Tue, 02/17/2015 - 13:03

My little sister Irene was born on July 23, 1991. Prior to her third DPT shot, she began exhibiting “subtle episodes of eye fluttering” which our parents and pediatrician initially dismissed as normal childhood startles.

When she went to the doctor for the third vaccination, my dad mentioned the eye­fluttering episodes. The doctor witnessed some of them, but said they were a normal response to Irene's environmental stimuli. The next morning marked the beginning of partial onset seizures which continued in Irene, along with more pronounced and prolonged myoclonic seizures, in a progressively deteriorating course, characterized by seizures so frequent and sometimes severe that the quality of her life was profoundly diminished.

Recently, my dad attended a conference for Dravet Syndrome. We don't often talk about what happened, though we live with it every day. Recently we went through old photos and my parents and I sat in a closet and cried. Seeing the photos of her as a normal 3-year-old break my heart. She was starting to walk and talk. The seziure that lasted over an hour took all of that away. 
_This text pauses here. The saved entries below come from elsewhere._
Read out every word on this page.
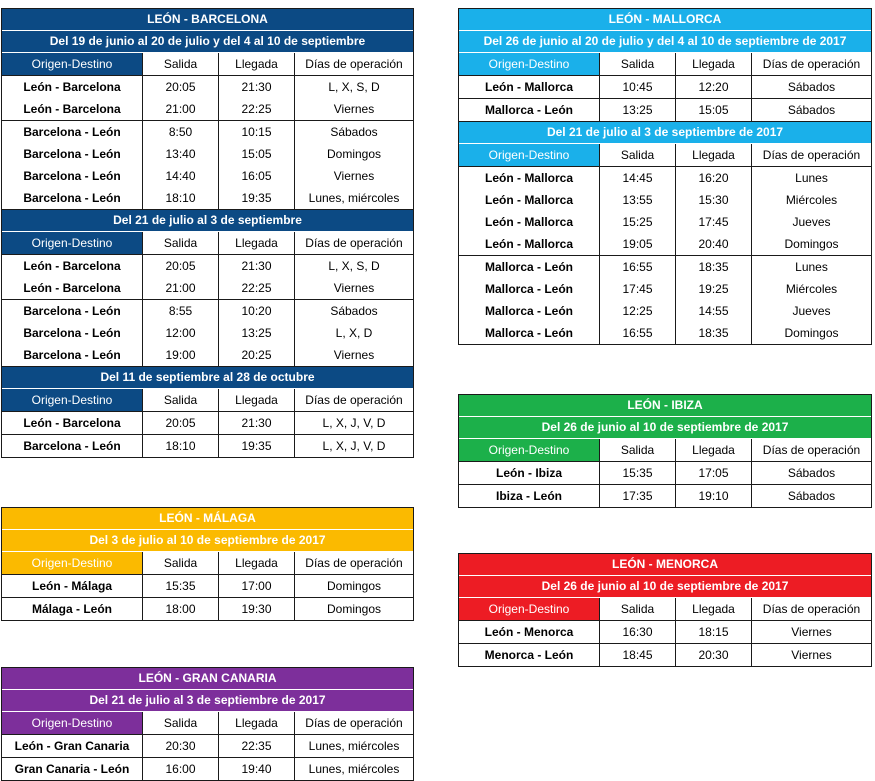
LEÓN - BARCELONA
Del 19 de junio al 20 de julio y del 4 al 10 de septiembre
Origen-Destino	Salida	Llegada	Días de operación
León - Barcelona	20:05	21:30	L, X, S, D
León - Barcelona	21:00	22:25	Viernes
Barcelona - León	8:50	10:15	Sábados
Barcelona - León	13:40	15:05	Domingos
Barcelona - León	14:40	16:05	Viernes
Barcelona - León	18:10	19:35	Lunes, miércoles
Del 21 de julio al 3 de septiembre
Origen-Destino	Salida	Llegada	Días de operación
León - Barcelona	20:05	21:30	L, X, S, D
León - Barcelona	21:00	22:25	Viernes
Barcelona - León	8:55	10:20	Sábados
Barcelona - León	12:00	13:25	L, X, D
Barcelona - León	19:00	20:25	Viernes
Del 11 de septiembre al 28 de octubre
Origen-Destino	Salida	Llegada	Días de operación
León - Barcelona	20:05	21:30	L, X, J, V, D
Barcelona - León	18:10	19:35	L, X, J, V, D
LEÓN - MALLORCA
Del 26 de junio al 20 de julio y del 4 al 10 de septiembre de 2017
Origen-Destino	Salida	Llegada	Días de operación
León - Mallorca	10:45	12:20	Sábados
Mallorca - León	13:25	15:05	Sábados
Del 21 de julio al 3 de septiembre de 2017
Origen-Destino	Salida	Llegada	Días de operación
León - Mallorca	14:45	16:20	Lunes
León - Mallorca	13:55	15:30	Miércoles
León - Mallorca	15:25	17:45	Jueves
León - Mallorca	19:05	20:40	Domingos
Mallorca - León	16:55	18:35	Lunes
Mallorca - León	17:45	19:25	Miércoles
Mallorca - León	12:25	14:55	Jueves
Mallorca - León	16:55	18:35	Domingos
LEÓN - IBIZA
Del 26 de junio al 10 de septiembre de 2017
Origen-Destino	Salida	Llegada	Días de operación
León - Ibiza	15:35	17:05	Sábados
Ibiza - León	17:35	19:10	Sábados
LEÓN - MÁLAGA
Del 3 de julio al 10 de septiembre de 2017
Origen-Destino	Salida	Llegada	Días de operación
León - Málaga	15:35	17:00	Domingos
Málaga - León	18:00	19:30	Domingos
LEÓN - MENORCA
Del 26 de junio al 10 de septiembre de 2017
Origen-Destino	Salida	Llegada	Días de operación
León - Menorca	16:30	18:15	Viernes
Menorca - León	18:45	20:30	Viernes
LEÓN - GRAN CANARIA
Del 21 de julio al 3 de septiembre de 2017
Origen-Destino	Salida	Llegada	Días de operación
León - Gran Canaria	20:30	22:35	Lunes, miércoles
Gran Canaria - León	16:00	19:40	Lunes, miércoles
This all happened when I was around the age of six. She was in a hospital hours away with my parents and I lived with my Grandma. Until recently, when I recalled this period of my life I thought it had been about a year. My parents told me it was only about four months. I've grown up with a sister who cannot talk, eat, walk and still has hundreds of seziures a day. I've slowly distanced myself from her whether to protect myself or simply because I haven't found a way to connect. I feel like I am a terrible person. I hate myself for it, but any time I talk to her I break down and cry. I have seen many therapists in the past five years and the last one I saw thought I had some sort of PTSD. I've grown up with depression and anxiety. I feel like it's too late now to do anything. I know she will always be like this and I feel so powerless and upset she lost everything. I am now 26 years old and she is 23. She lives with my parents and they have nurses at the house most of the day. It's still hard for me to go say hi. I see her lying there in the hospital bed in our house and my body begins to go into panic attack mode. I am awful.

I don't know if I'm asking for advice or reaching out for some sort of hope or connection.